The trial tested tezepelumab, a monoclonal antibody therapy, in adults with severe asthma who depend on daily oral corticosteroids even while using high-dose inhaled treatments. What researchers found was striking: over just 28 weeks, patients given tezepelumab were nearly three times more likely than those receiving placebo to significantly reduce their steroid dependence while keeping their asthma under control.

The numbers tell a compelling story. Nearly seven in ten patients—69 percent—achieved at least a 50 percent reduction in their daily oral corticosteroid dose. But the most remarkable result came from the 35 percent of tezepelumab-treated patients who stopped oral steroids entirely, compared to just 21 percent in the placebo group. These weren't temporary improvements that faded once the trial ended; patients maintained asthma control throughout, meaning they weren't trading one problem for another.

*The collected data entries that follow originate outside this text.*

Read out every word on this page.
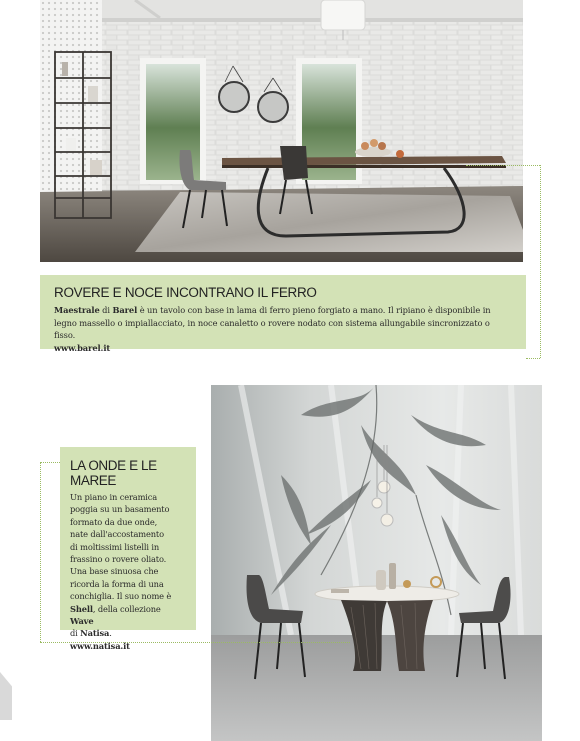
ROVERE E NOCE INCONTRANO IL FERRO

Maestrale di Barel è un tavolo con base in lama di ferro pieno forgiato a mano. Il ripiano è disponibile in legno massello o impiallacciato, in noce canaletto o rovere nodato con sistema allungabile sincronizzato o fisso.
www.barel.it

LA ONDE E LE MAREE

Un piano in ceramica
poggia su un basamento
formato da due onde,
nate dall'accostamento
di moltissimi listelli in
frassino o rovere oliato.
Una base sinuosa che
ricorda la forma di una
conchiglia. Il suo nome è
Shell, della collezione Wave
di Natisa.
www.natisa.it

"These findings are important because they show that patients with severe asthma treated with tezepelumab may be able to substantially reduce their dependence on oral steroids without sacrificing asthma control," Wechsler explained. For patients who have resigned themselves to a lifetime of daily steroid pills and their mounting side effects, that possibility represents something rare in medicine: a genuine exit route.

The SUNRISE trial was a rigorous, multicenter, double-blind, placebo-controlled study designed to answer a question that matters deeply to people living with severe asthma. Oral corticosteroids work, but they exact a toll. Beyond diabetes and bone loss, chronic use affects mental health, metabolism, and the simple confidence of knowing your body isn't being steadily reshaped by medication. The trial participants had already exhausted the standard playbook—they were on maximum inhaled therapy and still struggling. For them, tezepelumab offered something new.

What makes this breakthrough particularly meaningful is its timing. The field of severe asthma treatment has been evolving, but many patients still cycle through years of high-dose steroids waiting for the right biologic therapy to work. The SUNRISE results suggest that tezepelumab isn't just another option—it's a game-changer for the corticosteroid-dependent population specifically. The improvement isn't marginal: a threefold increase in the likelihood of substantial dose reduction is substantial in clinical terms.

The path forward is clear, even as questions remain about long-term outcomes and which patients respond best. For the hundreds of thousands of people with severe oral corticosteroid-dependent asthma worldwide, tezepelumab represents the possibility of reclaiming a life not built around daily steroid pills—and the freedom from their slow-accumulating costs.